About 7 percent of children younger than three years old will suffer from a food allergy at some point. While some children do outgrow a food allergy, the condition is present in about 3 per cent of adults. Sometimes, people will develop a sensitivity to foods that they never had a problem with before.
Swelling is a common side effect of a food allergy. It can start to obstruct breathing and swallowing. Abdominal pain, cramps, diarrhea or vomiting are possible. You could have itchy skin, hives, redness or a rash. If you are feeling warm, jittery or sweaty, you could be showing signs of a food allergy. Headaches are also a common side effect. Shock is another sign of a food allergy, as is as a severe drop in blood pressure. A rapid pulse, mental confusion or dizziness can also be signs of anaphylaxis. If you are wheezing or having difficulty breathing, it could be a sign of anaphylaxis. A severe food allergy reaction can also lead to unconsciousness.

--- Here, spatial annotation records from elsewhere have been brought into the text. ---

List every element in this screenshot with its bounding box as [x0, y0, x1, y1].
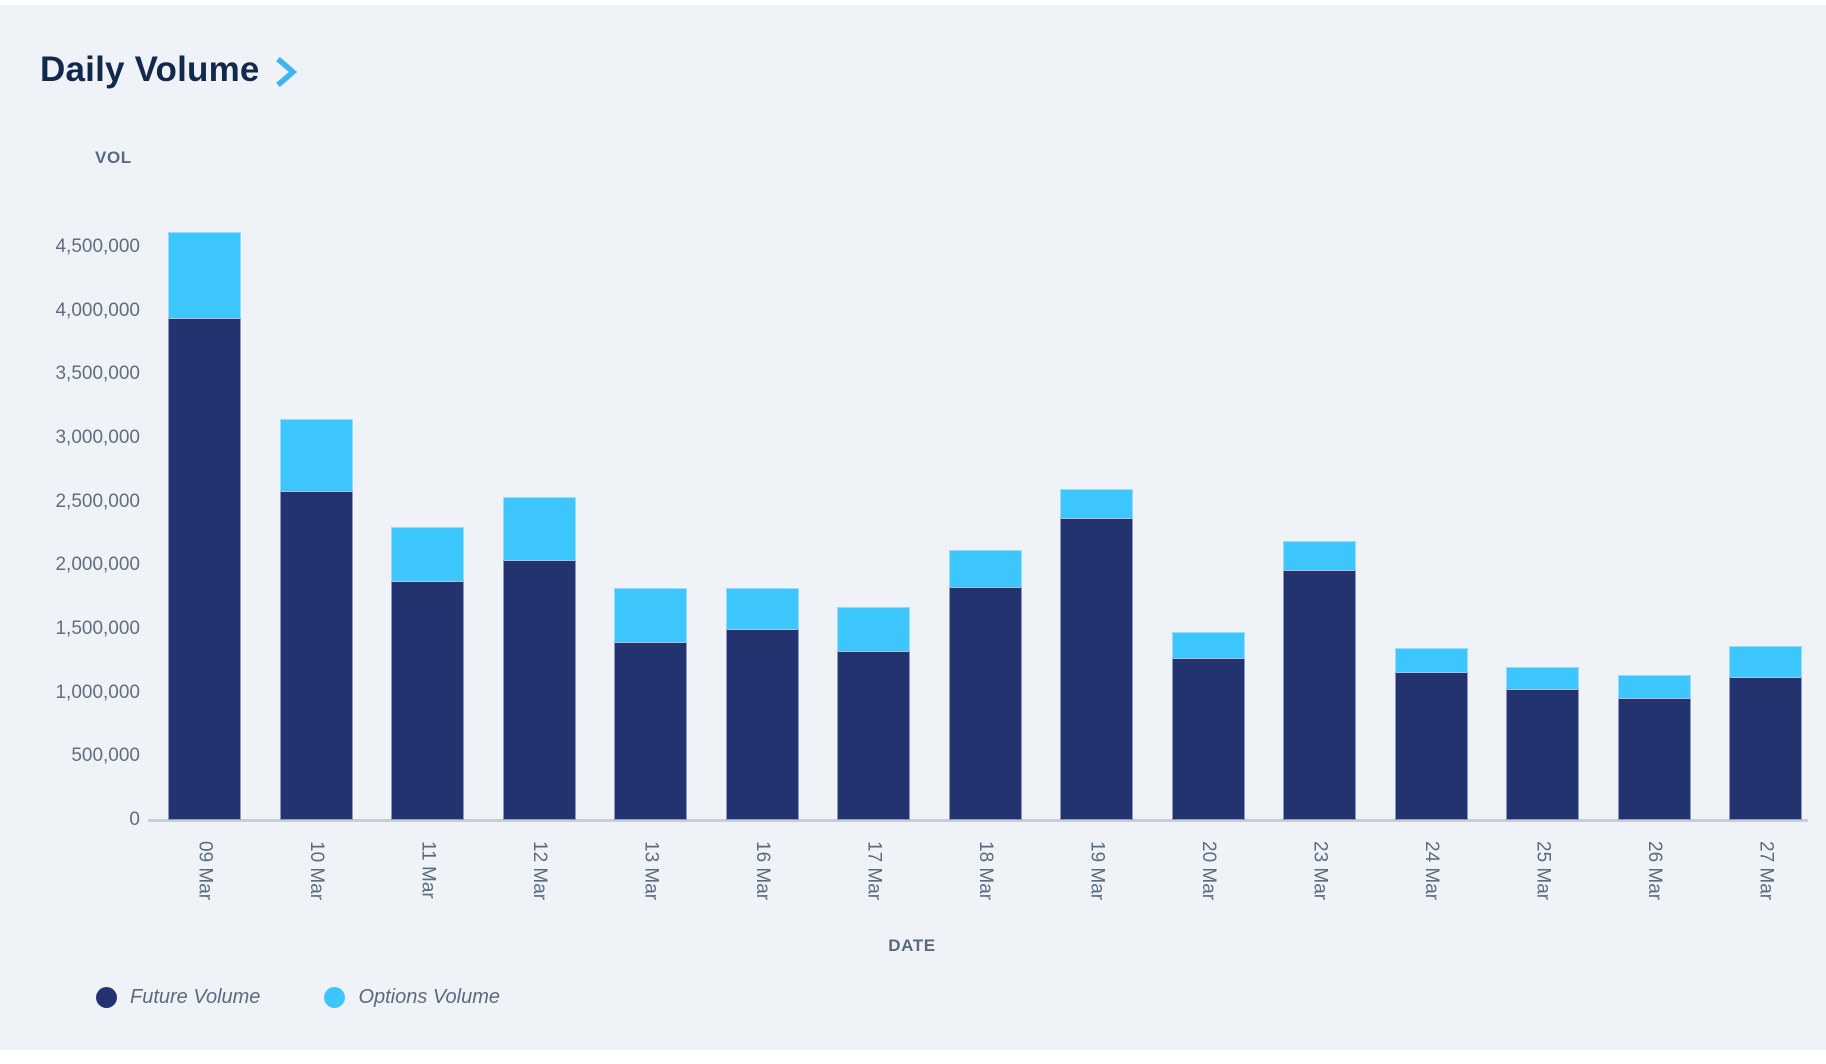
chevron-right-icon[interactable] — [274, 55, 297, 89]
x-axis-title: DATE — [888, 936, 936, 955]
bar-13-mar[interactable]: 13 Mar — [614, 215, 687, 900]
future-volume-segment[interactable] — [1060, 518, 1133, 820]
options-volume-segment[interactable] — [502, 496, 576, 561]
y-tick-label: 500,000 — [71, 745, 140, 767]
x-tick-label: 27 Mar — [1755, 841, 1777, 901]
options-volume-segment[interactable] — [1729, 645, 1802, 678]
bottom-margin-strip — [0, 1050, 1826, 1064]
x-tick-label: 17 Mar — [863, 841, 885, 901]
options-volume-segment[interactable] — [725, 588, 799, 629]
x-tick-label: 11 Mar — [417, 841, 439, 899]
future-volume-segment[interactable] — [391, 580, 464, 820]
bar-10-mar[interactable]: 10 Mar — [279, 215, 353, 900]
y-tick-label: 4,500,000 — [55, 235, 140, 257]
bar-24-mar[interactable]: 24 Mar — [1394, 215, 1468, 900]
bar-20-mar[interactable]: 20 Mar — [1171, 215, 1245, 900]
y-tick-label: 0 — [129, 809, 140, 830]
bar-27-mar[interactable]: 27 Mar — [1729, 215, 1802, 900]
future-volume-segment[interactable] — [1729, 677, 1802, 820]
x-tick-label: 12 Mar — [529, 841, 550, 901]
y-axis-ticks: 0 500,000 1,000,000 1,500,000 2,000,000 2,500… — [0, 215, 140, 830]
bar-17-mar[interactable]: 17 Mar — [837, 215, 910, 900]
x-tick-label: 19 Mar — [1086, 841, 1108, 901]
y-tick-label: 1,500,000 — [55, 617, 140, 639]
options-volume-segment[interactable] — [1394, 648, 1468, 673]
page-title-text: Daily Volume — [40, 50, 260, 89]
legend-label: Options Volume — [358, 986, 500, 1008]
bar-25-mar[interactable]: 25 Mar — [1506, 215, 1579, 900]
options-volume-segment[interactable] — [1060, 488, 1133, 519]
bar-12-mar[interactable]: 12 Mar — [502, 215, 576, 900]
legend-item-options-volume[interactable]: Options Volume — [324, 986, 500, 1009]
future-volume-segment[interactable] — [837, 650, 910, 820]
options-volume-segment[interactable] — [837, 607, 910, 651]
future-volume-segment[interactable] — [1394, 672, 1468, 820]
future-volume-segment[interactable] — [1506, 688, 1579, 820]
x-tick-label: 25 Mar — [1532, 841, 1554, 901]
x-tick-label: 10 Mar — [306, 841, 327, 901]
legend-label: Future Volume — [130, 986, 261, 1008]
y-axis-title: VOL — [95, 148, 132, 167]
y-tick-label: 2,000,000 — [55, 554, 140, 576]
chart-legend: Future Volume Options Volume — [96, 986, 500, 1009]
bar-19-mar[interactable]: 19 Mar — [1060, 215, 1133, 900]
options-volume-segment[interactable] — [279, 418, 353, 492]
bar-16-mar[interactable]: 16 Mar — [725, 215, 799, 900]
x-tick-label: 16 Mar — [752, 841, 773, 901]
x-axis-baseline — [148, 819, 1808, 822]
bar-26-mar[interactable]: 26 Mar — [1617, 215, 1691, 900]
future-volume-segment[interactable] — [1171, 658, 1245, 820]
top-margin-strip — [0, 0, 1826, 5]
legend-item-future-volume[interactable]: Future Volume — [96, 986, 260, 1009]
bar-18-mar[interactable]: 18 Mar — [948, 215, 1022, 900]
x-tick-label: 23 Mar — [1309, 841, 1331, 901]
options-volume-segment[interactable] — [391, 527, 464, 581]
bar-11-mar[interactable]: 11 Mar — [391, 215, 464, 899]
future-volume-segment[interactable] — [1283, 570, 1356, 820]
options-volume-segment[interactable] — [1617, 674, 1691, 698]
x-tick-label: 09 Mar — [194, 841, 216, 901]
future-volume-segment[interactable] — [948, 586, 1022, 820]
page-title[interactable]: Daily Volume — [40, 50, 297, 90]
bar-23-mar[interactable]: 23 Mar — [1283, 215, 1356, 900]
options-volume-segment[interactable] — [614, 588, 687, 642]
future-volume-segment[interactable] — [502, 560, 576, 820]
future-volume-segment[interactable] — [1617, 697, 1691, 820]
options-volume-segment[interactable] — [948, 550, 1022, 587]
y-tick-label: 3,500,000 — [55, 363, 140, 385]
options-volume-segment[interactable] — [168, 231, 241, 319]
legend-dot-icon — [96, 987, 117, 1008]
x-tick-label: 13 Mar — [640, 841, 662, 901]
future-volume-segment[interactable] — [725, 628, 799, 820]
y-tick-label: 1,000,000 — [55, 681, 140, 703]
options-volume-segment[interactable] — [1506, 667, 1579, 689]
future-volume-segment[interactable] — [168, 318, 241, 820]
x-tick-label: 24 Mar — [1421, 841, 1442, 901]
legend-dot-icon — [324, 987, 346, 1008]
x-tick-label: 26 Mar — [1644, 841, 1665, 901]
options-volume-segment[interactable] — [1171, 631, 1245, 659]
future-volume-segment[interactable] — [614, 641, 687, 820]
y-tick-label: 2,500,000 — [55, 490, 140, 512]
y-tick-label: 4,000,000 — [55, 299, 140, 321]
options-volume-segment[interactable] — [1283, 541, 1356, 571]
bar-chart-plot-area: 09 Mar 10 Mar 11 Mar 12 Mar 13 Mar 16 Mar 17 M… — [168, 215, 1802, 900]
x-tick-label: 20 Mar — [1198, 841, 1219, 901]
y-tick-label: 3,000,000 — [55, 426, 140, 448]
bar-09-mar[interactable]: 09 Mar — [168, 215, 241, 900]
future-volume-segment[interactable] — [279, 491, 353, 820]
x-tick-label: 18 Mar — [975, 841, 996, 901]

Anaphylaxis can be fatal. You need urgent medical attention. This usually means an injection of adrenaline to open up your airway, and raise your blood pressure. Life support systems may be necessary. You should seek help immediately if you experience signs of anaphylactic shock. Your brain is being starved of oxygen due to a decrease in blood pressure. Your air passages may swell, cutting of the oxygen supply to the lungs. You should look for allergy symptoms along with signs of anaphaylactic shock.
Benadryl may be your first line of defence because it will treat the allergic reaction and may stop your body from going into shock. Ephedrine is used to treat severe cases of anaphylactic shock. An injection of adrenalione or epinephrine will constrict the small blood vessels, raise the blood pressure and dilate the airway. This may be followed by injection of antihistamines and/or steroids, plus the use of life-support systems.
Some common food allergies that can cause anaphylactic shock include seeds, nuts, peanuts fish, tomatoes and eggs. Some people can also develop a severe food allergy reaction during or after exercising. It is a good idea to abstain from food for a few hours before exercising. Another food allergy condition is called pollen food allergy syndrome or oral allergy syndrome. People who have hay fever may develop an allergic response. when they consume certain vegetables, fruits or nuts. People who react in this way may experience tingling or itching in the mouth. In some cases, this can cause swelling of the throat or anaphylaxis. Scientists have found that these substances contain similar proteins to those found in some pollen. Melons and ragweed allergy have been connected. Birch pollen allergies can also lead to reactions to apples. Cooking foods can help eliminate this reaction.
Many people can have an unpleasant reaction to certain foods. This is called food intolerance. If you have food intolerance, you could see a delayed negative reaction to a certain food. The intolerance can involve the digestive system. It could affect other body parts or systems. Food intolerance usually means your body isn’t making the enzyme or chemical you need to break down the food. Lactose intolerance is a good example. This means you don’t produce enough of an enzyme called lactase to digest the milk. The symptoms can be confused with irritable bowel syndrome. If you develop reactions to certain foods, you should talk to your doctor to diagnose your condition.